Back in France he played a supporting part in the crime film Chair de poule/Goosebumps (Julien Duvivier, 1963) starring Robert Hossein, Catherine Rouvel and Jean Sorel. The screenplay is based on the novel 'Come Easy, Go Easy' by James Hadley Chase, which took several plot elements from 'The Postman Always Rings Twice' by James M. Cain.

In Germany, he appeared in the French-West German drama Begegnung in Salzburg/Encounter in Salzburg (Max Friedmann, 1964) starring Curd Jürgens, Nadia Gray and Viktor de Kowa. He also played i the French-Italian-Spanish adventure film Surcouf, le tigre des sept mers/The Sea Pirate (Sergio Bergonzelli, Roy Rowland, 1966), featuring Gérard Barray.

He also had a small role in the American war film Lost Command (Mark Robson, 19660 starring Anthony Quinn, Alain Delon, George Segal, Michèle Morgan, Maurice Ronet and Claudia Cardinale.

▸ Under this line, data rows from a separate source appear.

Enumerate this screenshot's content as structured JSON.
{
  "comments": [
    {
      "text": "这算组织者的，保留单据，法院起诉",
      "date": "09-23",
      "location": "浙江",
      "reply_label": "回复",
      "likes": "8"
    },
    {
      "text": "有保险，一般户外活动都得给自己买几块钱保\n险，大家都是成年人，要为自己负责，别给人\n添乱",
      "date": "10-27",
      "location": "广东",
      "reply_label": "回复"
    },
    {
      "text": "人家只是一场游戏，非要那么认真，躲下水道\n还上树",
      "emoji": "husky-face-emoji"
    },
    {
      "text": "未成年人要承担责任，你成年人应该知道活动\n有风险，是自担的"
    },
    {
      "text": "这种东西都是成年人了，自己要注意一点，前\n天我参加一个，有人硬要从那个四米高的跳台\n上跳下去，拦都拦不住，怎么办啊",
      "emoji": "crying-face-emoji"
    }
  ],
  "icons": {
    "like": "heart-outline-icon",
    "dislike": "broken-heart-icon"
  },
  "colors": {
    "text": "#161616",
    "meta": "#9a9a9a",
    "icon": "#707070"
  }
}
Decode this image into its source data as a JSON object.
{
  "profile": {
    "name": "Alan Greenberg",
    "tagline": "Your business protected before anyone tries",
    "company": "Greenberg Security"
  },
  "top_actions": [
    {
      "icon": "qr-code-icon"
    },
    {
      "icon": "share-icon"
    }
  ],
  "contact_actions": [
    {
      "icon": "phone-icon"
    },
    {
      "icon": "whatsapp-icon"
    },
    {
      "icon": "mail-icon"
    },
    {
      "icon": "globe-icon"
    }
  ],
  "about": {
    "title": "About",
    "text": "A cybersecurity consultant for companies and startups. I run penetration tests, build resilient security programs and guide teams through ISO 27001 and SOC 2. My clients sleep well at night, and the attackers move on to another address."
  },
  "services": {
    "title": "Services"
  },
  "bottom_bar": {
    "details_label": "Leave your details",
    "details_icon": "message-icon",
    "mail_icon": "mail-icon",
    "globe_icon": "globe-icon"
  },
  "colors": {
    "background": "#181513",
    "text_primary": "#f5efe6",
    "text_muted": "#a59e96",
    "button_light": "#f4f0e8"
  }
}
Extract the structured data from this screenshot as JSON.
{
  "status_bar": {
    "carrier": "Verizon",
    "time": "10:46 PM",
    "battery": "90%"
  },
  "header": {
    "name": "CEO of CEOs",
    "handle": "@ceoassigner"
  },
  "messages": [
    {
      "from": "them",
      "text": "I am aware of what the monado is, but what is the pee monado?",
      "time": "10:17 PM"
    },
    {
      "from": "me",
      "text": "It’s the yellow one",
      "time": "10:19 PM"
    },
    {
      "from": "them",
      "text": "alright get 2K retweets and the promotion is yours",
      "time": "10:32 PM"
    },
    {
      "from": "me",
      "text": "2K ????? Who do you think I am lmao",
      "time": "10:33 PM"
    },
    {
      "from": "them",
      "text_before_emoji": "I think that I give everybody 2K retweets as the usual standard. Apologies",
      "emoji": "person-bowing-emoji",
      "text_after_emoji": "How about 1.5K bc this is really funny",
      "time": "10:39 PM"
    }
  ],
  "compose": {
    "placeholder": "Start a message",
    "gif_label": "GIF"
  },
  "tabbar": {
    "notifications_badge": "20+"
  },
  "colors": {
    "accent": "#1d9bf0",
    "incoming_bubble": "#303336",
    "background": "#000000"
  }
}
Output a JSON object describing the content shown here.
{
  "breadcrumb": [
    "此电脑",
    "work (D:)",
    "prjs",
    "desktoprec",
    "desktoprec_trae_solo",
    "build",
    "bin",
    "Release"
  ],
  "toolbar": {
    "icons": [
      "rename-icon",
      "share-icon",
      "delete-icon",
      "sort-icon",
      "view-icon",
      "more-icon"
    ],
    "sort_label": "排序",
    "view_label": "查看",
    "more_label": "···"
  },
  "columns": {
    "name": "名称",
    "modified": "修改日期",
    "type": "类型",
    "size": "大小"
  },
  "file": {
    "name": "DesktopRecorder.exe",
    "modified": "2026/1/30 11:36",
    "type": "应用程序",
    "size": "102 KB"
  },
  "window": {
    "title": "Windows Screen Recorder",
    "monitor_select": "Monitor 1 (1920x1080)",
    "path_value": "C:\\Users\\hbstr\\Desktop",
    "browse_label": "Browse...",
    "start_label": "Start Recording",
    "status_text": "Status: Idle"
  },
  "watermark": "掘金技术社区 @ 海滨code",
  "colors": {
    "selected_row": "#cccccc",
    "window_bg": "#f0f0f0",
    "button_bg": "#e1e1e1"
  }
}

The film, based on the best-selling 1960 novel 'The Centurions' by Jean Lartéguy, focuses on the story of French paratroopers battling in French Indochina and French Algeria.

On television, he frequently participates in such popular series as Les Cinq Dernières Minutes/The Last Five Minutes (1958-1960), Les Brigades du Tigre/The Tiger Brigades (1976) with Jean-Claude Bouillon, and Les Enquêtes du commissaire Maigret/The Investigations of Commissioner Maigret (1970, 1982) with Jean Richard. He also played in many TV films.

His later films included Mon oncle Benjamin/My Uncle Benjamin (Édouard Molinaro, 1969), starring Jacques Brel and Claude Jade, and Deux hommes dans la ville/Two Men in Town (José Giovanni, 1973) with Jean Gabin and Alain Delon.

Mestral was married twice to Jacqueline Martin. They married in 1941 and had two children, composer and conductor Patrice Mestral and actress Marie-Claude Mestral. They divorced in 1957, but remarried in 1973.

Armand Mestral passed away in 2000 in Paris, France. He was 82. His wife Jacqueline survived him. He was in the Montparnasse cemetery, in front of which he lived for many, many years.

Armand Mestral
French postcard by Editions du Globe, Paris, no. 294. Photo: Ch. Vandamme, Paris.

Armand Mestral
French postcard by Editions du Globe, Paris, no. 183. Photo: Studio Harcourt.

Armand Mestral
French postcard by Editions P.I., Paris, no. 13 G. Photo: Studio Vallois / Armand Duminy, Paris.